There are various benefits that a person can get from the EPF Act. Some of the major benefits are below.
- PDF helps an employee is having a secure life after retirement
- It serves as an emergency backup during the time of emergencies.
- The EPF provides high-interest rates on the amount.
- It prevents any premature withdrawals.
- Both employer and employee contributions towards the account
The EPF act encourages the employees to practice saving money. The government took this step to know the importance of saving money and benefit from it.
What Are The Disadvantages Of EPF?
Though the EPF has tons of benefits, it even has some disadvantages in it. It is well known that EPF is a debt-based investment or savings scheme.
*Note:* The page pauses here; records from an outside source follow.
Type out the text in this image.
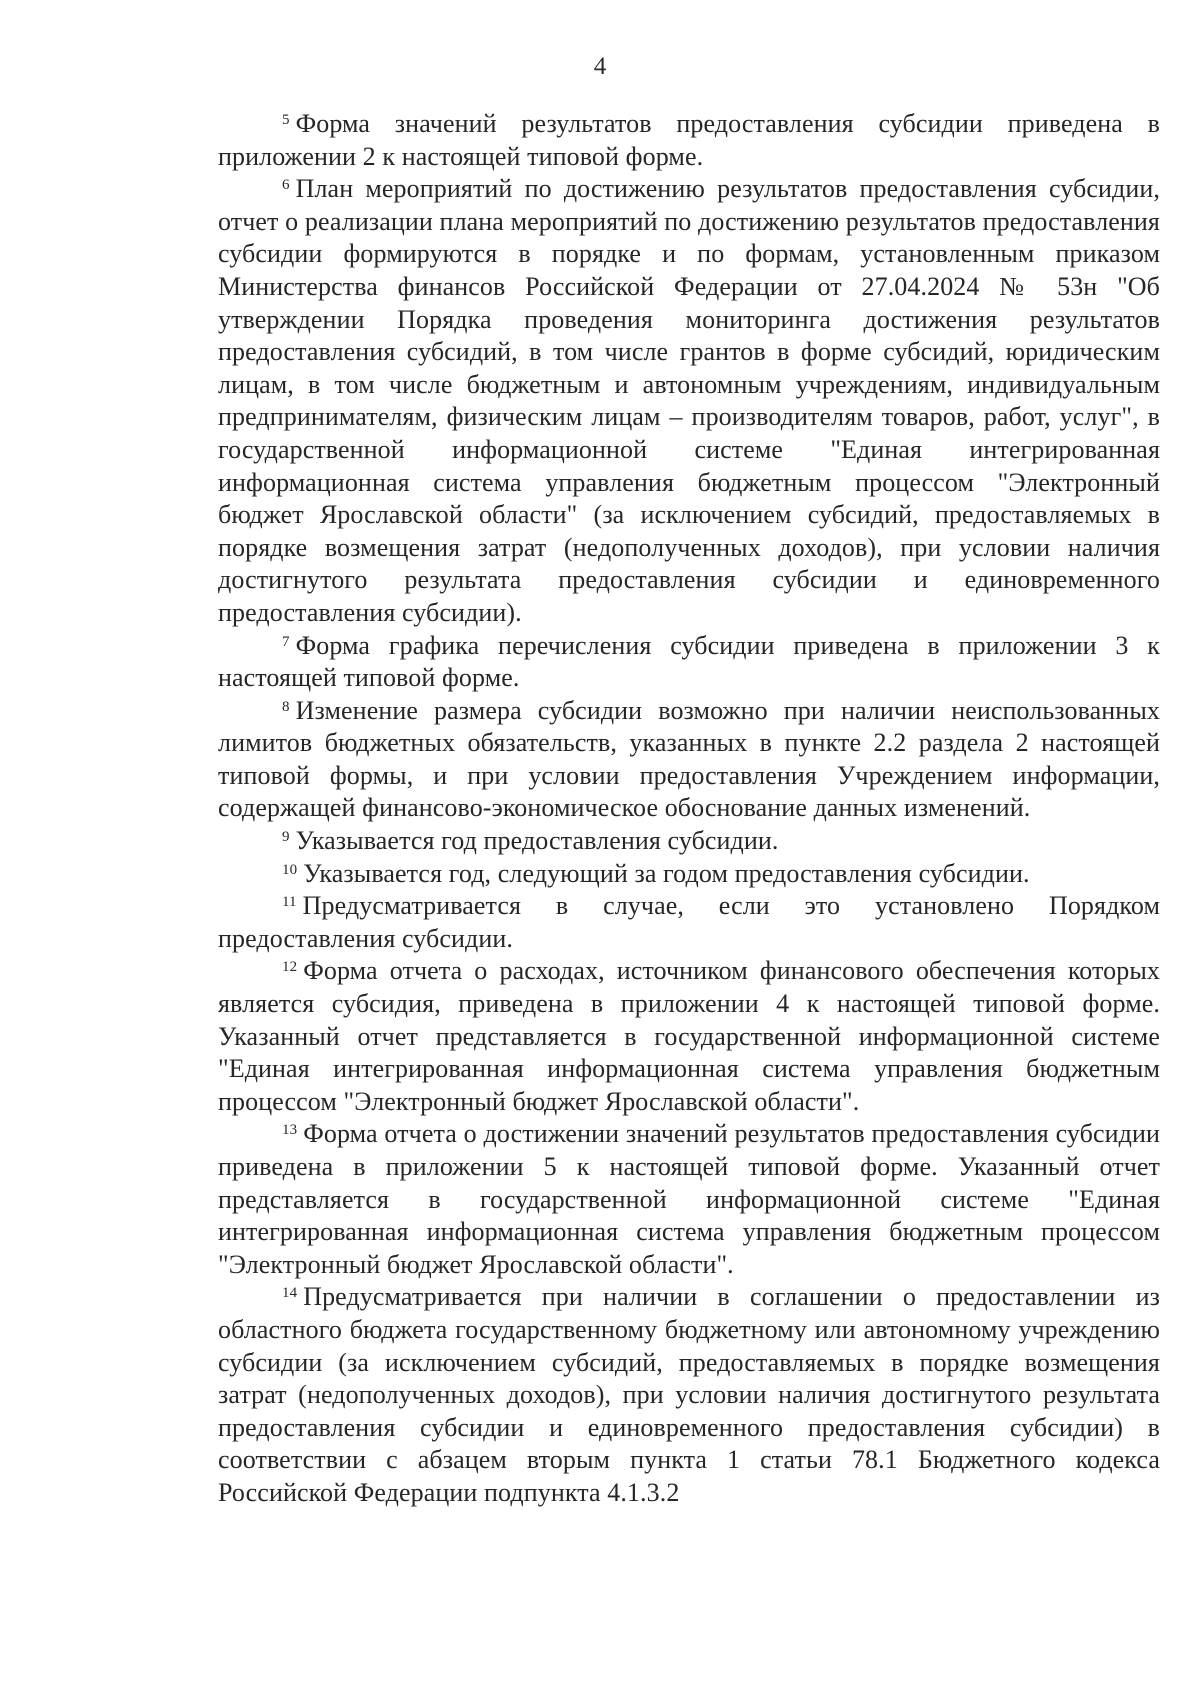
4

$^5$ Форма значений результатов предоставления субсидии приведена в приложении 2 к настоящей типовой форме.

$^6$ План мероприятий по достижению результатов предоставления субсидии, отчет о реализации плана мероприятий по достижению результатов предоставления субсидии формируются в порядке и по формам, установленным приказом Министерства финансов Российской Федерации от 27.04.2024 № 53н "Об утверждении Порядка проведения мониторинга достижения результатов предоставления субсидий, в том числе грантов в форме субсидий, юридическим лицам, в том числе бюджетным и автономным учреждениям, индивидуальным предпринимателям, физическим лицам – производителям товаров, работ, услуг", в государственной информационной системе "Единая интегрированная информационная система управления бюджетным процессом "Электронный бюджет Ярославской области" (за исключением субсидий, предоставляемых в порядке возмещения затрат (недополученных доходов), при условии наличия достигнутого результата предоставления субсидии и единовременного предоставления субсидии).

$^7$ Форма графика перечисления субсидии приведена в приложении 3 к настоящей типовой форме.

$^8$ Изменение размера субсидии возможно при наличии неиспользованных лимитов бюджетных обязательств, указанных в пункте 2.2 раздела 2 настоящей типовой формы, и при условии предоставления Учреждением информации, содержащей финансово-экономическое обоснование данных изменений.

$^9$ Указывается год предоставления субсидии.

$^{10}$ Указывается год, следующий за годом предоставления субсидии.

$^{11}$ Предусматривается в случае, если это установлено Порядком предоставления субсидии.

$^{12}$ Форма отчета о расходах, источником финансового обеспечения которых является субсидия, приведена в приложении 4 к настоящей типовой форме. Указанный отчет представляется в государственной информационной системе "Единая интегрированная информационная система управления бюджетным процессом "Электронный бюджет Ярославской области".

$^{13}$ Форма отчета о достижении значений результатов предоставления субсидии приведена в приложении 5 к настоящей типовой форме. Указанный отчет представляется в государственной информационной системе "Единая интегрированная информационная система управления бюджетным процессом "Электронный бюджет Ярославской области".

$^{14}$ Предусматривается при наличии в соглашении о предоставлении из областного бюджета государственному бюджетному или автономному учреждению субсидии (за исключением субсидий, предоставляемых в порядке возмещения затрат (недополученных доходов), при условии наличия достигнутого результата предоставления субсидии и единовременного предоставления субсидии) в соответствии с абзацем вторым пункта 1 статьи 78.1 Бюджетного кодекса Российской Федерации подпункта 4.1.3.2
There is no kind of equity in such schemes, which means a person can get negative returns if the inflation is high. Hence, an employee needs to think before registering in the EPF Act as it can lead to negative returns. In such cases, the employee needs to think about ways to help him/her gain a high corpus from the EPF account.
FAQs
1. When can I withdraw money from my EPF account?
You can withdraw money from your EPF account at the age of 58. But, you can withdraw 75% of the EPF amount at the age of 54 too.
2. How can I transfer my EPF account from the old company to a new company?
You can transfer your EPF account from the old company to a new company by contacting your new employer. You have to fill out a form, after which the old EPF account will transfer to your new company.
3. What if I withdraw money from the EPF account before 5 years of service due to an emergency?
If you are withdrawing money before 5 years of service, the amount is taxable. If it is for an emergency, then an employee does not have to pay any taxes.
4. Can a company that is less than 3 years in the market register for EPF act?
No, less than 3 years in the market cannot register under the EPF Act.
Final Talk
EPF savings scheme is one of the best savings schemes provided by the government. This particular Act has helped tons of employees. It has helped the employees in having a secure retirement. Due to the EPF Act, people got to know about saving money and receiving various benefits. Moreover, the EPF act even provides nice interest rates.
Due to high-interest rates, the employee gets a lump amount of money at the time of retirement. In addition to that, if the employee has worked for more than 10 years in the company, then he/she even gets the benefits of the EPS of the employee pension scheme. The government took such steps to benefit the employees, and it has served its purpose rightly.